Effects of long-term no-tillage systems with different succession cropping strategies on the variation of soil CO2 emission

Abstract

The optimization of conservationist production systems, whose goal is to increase carbon stocks and reduce greenhouse gas emissions, is considered one of the greatest challenges faced by agriculture nowadays. Therefore, this study aimed to assess the variation of soil CO₂ emission (FCO₂) and its relationship with soil attributes under long-term no-tillage systems with different successions of summer and winter crop sequences. Treatments consisted of combinations of three summer and two winter crop sequences. Summer sequences were maize monocrop (MM), soybean monocrop (SS), and soybean-maize intercrop (SM), while winter crops were crotalaria and maize. FCO₂ showed no difference among summer sequences (p > 0.05). For winter crops, however, the soil under crotalaria crop residues presented higher FCO₂ values (1.03 ± 0.027 μmol m^-2 s^-1) when compared to that under maize crop residues (0.94 ± 0.027 μmol m^-2 s^-1).

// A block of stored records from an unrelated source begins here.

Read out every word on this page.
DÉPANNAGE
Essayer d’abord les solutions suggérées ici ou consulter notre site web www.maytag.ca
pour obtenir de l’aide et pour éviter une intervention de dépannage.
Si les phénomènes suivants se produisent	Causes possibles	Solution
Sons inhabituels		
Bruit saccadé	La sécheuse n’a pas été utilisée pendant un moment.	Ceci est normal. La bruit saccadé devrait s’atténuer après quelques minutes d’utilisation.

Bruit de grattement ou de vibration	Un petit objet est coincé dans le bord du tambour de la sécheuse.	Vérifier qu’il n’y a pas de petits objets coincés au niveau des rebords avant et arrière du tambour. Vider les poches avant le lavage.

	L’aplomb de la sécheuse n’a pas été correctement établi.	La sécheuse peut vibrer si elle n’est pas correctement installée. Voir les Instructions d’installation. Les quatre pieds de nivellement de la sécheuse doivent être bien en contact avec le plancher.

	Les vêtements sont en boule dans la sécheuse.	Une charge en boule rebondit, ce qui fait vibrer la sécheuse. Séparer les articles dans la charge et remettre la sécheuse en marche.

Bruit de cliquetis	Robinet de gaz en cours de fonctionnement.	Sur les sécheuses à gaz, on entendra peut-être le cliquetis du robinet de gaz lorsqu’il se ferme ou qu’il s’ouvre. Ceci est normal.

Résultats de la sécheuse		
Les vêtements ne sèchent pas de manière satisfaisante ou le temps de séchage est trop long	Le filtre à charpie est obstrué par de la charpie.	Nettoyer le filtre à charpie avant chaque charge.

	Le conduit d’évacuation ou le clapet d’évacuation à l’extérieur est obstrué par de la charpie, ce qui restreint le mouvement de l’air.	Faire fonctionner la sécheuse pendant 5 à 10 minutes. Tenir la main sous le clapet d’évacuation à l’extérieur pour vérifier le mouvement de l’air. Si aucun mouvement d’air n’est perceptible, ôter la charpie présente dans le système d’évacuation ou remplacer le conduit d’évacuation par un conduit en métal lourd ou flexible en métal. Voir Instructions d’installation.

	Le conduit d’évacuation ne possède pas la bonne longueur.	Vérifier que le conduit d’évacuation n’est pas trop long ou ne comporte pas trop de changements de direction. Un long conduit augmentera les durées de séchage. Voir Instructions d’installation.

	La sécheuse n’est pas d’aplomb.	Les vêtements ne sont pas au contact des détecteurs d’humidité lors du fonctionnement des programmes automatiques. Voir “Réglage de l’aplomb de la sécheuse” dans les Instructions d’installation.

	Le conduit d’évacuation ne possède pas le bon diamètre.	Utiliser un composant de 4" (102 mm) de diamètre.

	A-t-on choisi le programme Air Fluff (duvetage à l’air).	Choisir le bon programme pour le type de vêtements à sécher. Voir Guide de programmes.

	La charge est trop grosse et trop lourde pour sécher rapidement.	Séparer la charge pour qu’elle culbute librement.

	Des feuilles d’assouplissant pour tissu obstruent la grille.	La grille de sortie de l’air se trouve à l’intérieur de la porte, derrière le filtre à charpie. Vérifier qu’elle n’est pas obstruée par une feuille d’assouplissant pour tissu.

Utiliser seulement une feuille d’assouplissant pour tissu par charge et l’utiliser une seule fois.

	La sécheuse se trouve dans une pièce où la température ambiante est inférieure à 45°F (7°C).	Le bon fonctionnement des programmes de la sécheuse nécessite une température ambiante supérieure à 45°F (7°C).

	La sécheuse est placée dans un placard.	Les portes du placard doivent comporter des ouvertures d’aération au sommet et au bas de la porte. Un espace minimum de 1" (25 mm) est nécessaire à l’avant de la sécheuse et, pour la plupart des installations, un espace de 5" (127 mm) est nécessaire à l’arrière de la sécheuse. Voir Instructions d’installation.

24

Soil moisture presented the greatest influence on the temporal variation of FCO₂, being correlated in the summer sequences MM (r = 0.79; p < 0.0001) and SS (r = 0.70; p = 0.002), as well as in the winter crops crotalaria (r = 0.78; p < 0.0001) and maize (r = 0.66; p = 0.005). In the Oxisol under no-tillage for >14 years, the spatial variation of FCO₂ was explained by the soil physical attributes total porosity, macroporosity, microporosity, and soil temperature. The soil under crotalaria crop residues as a winter crop had an improvement in soil physical attributes, leading to a more aerated environment and hence a higher CO₂ production process. However, the winter crops crotalaria (38.65 ± 0.08 Mg ha^-1) and maize (38.14 ± 0.09 Mg ha^-1) also provided a higher carbon stock on this tropical soil. Maize monocrop (41.13 ± 0.11 Mg ha^-1) as a summer crop under no-tillage system also promoted higher carbon stocks on this tropical soil. A strategy to optimize no-tillage systems in terms of FCO₂ reduction and increase in soil carbon stock is related to the adoption of crop cultivation that includes legumes and grasses under intercropping and succession. Therefore, our results suggested that the summer sequences used in this study might contribute to reducing FCO₂ and that both winter crops influenced the increased soil carbon stock.

Keywords: Climate-smart-agriculture; Soil carbon storage; Soil respiration; Soil structure; Tropical soil.